De afgelopen weken doken in verschillende media verzuchtingen op over de beperkingen die de privacywetgeving oplegt aan wetenschappelijk onderzoek. 

In ons werk zien we vrijwel dagelijks de misverstanden en onjuistheden rond toepassing van de Algemene verordening gegevensbescherming (AVG), niet alleen op het gebied van medisch-wetenschappelijk onderzoek. Daarom ontkrachten we hier enkele mythes en schetsen we de mogelijkheden die de privacywetgeving biedt.

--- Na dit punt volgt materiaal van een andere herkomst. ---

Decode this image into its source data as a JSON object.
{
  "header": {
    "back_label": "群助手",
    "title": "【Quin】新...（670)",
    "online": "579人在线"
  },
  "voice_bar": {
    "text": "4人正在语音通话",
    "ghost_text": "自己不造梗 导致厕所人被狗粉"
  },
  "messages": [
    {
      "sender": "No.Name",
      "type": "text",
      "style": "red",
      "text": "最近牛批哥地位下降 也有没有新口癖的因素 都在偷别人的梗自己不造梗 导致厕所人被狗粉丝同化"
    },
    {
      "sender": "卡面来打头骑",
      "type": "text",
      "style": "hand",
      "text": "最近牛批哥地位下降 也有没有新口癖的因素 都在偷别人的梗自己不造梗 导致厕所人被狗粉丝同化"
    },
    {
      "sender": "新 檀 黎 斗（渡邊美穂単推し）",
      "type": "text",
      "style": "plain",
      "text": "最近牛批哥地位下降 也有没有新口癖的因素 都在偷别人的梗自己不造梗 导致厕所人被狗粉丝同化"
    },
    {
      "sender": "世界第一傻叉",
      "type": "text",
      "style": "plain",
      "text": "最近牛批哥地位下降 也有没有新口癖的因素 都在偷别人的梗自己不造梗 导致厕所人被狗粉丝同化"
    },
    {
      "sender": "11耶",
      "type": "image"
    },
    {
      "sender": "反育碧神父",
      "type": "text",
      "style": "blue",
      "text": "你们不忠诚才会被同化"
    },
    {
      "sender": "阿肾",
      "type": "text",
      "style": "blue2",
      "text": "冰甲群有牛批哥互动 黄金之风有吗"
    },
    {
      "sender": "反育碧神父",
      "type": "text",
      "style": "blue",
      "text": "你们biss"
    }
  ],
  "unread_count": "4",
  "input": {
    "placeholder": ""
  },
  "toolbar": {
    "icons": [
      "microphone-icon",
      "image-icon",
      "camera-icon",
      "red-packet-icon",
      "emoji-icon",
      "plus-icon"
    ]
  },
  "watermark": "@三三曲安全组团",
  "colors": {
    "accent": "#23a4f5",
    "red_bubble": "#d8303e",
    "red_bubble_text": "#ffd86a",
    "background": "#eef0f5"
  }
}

Allereerst zijn op juiste wijze, onomkeerbaar geanonimiseerde gegevens geen persoonsgegevens in de zin van de AVG, zodat deze sowieso kunnen worden gebruikt voor onderzoek. Nu is het in de praktijk niet eenvoudig om gegevens zodanig te anonimiseren dat zij absoluut niet te herleiden zijn tot de individuele patiënt.

Dat hoeft echter niet belemmerend te zijn als de gegevens noodzakelijk zijn voor medisch-wetenschappelijk onderzoek in het belang van de volksgezondheid. De AVG en de nationale Uitvoeringswet AVG (net als hun voorgangers, de Europese privacyrichtlijn en de Wet bescherming persoonsgegevens) en ook de Wet geneeskundige behandelingsovereenkomst (Wgbo) bieden verschillende mogelijkheden voor noodzakelijk medisch-wetenschappelijk onderzoek.

De AVG wijst op het belang van gebruik van bijzondere persoonsgegevens (waaronder medische gegevens) voor wetenschappelijk onderzoek en biedt de mogelijkheid dit te doen met toestemming van de betrokkene. Mocht toestemming niet mogelijk zijn, dan geeft Wgbo aan onder welke voorwaarden met een geen-bezwaarsysteem kan worden volstaan. Met de komst van de AVG is de situatie zoals ‘vroeger’, onder de Wet bescherming persoonsgegevens en de Wgbo, voor medisch-wetenschappelijk onderzoek eigenlijk nauwelijks gewijzigd.

Ook al is het een mythe dat de AVG nuttig en noodzakelijk onderzoekswerk belemmert. Risicomijdende en niet goed geïnformeerde bestuurders van zorg- en overheidsorganisaties en hun juridische adviseurs dragen bij aan het beeld dat het ineens allemaal niet meer mag van de privacywet.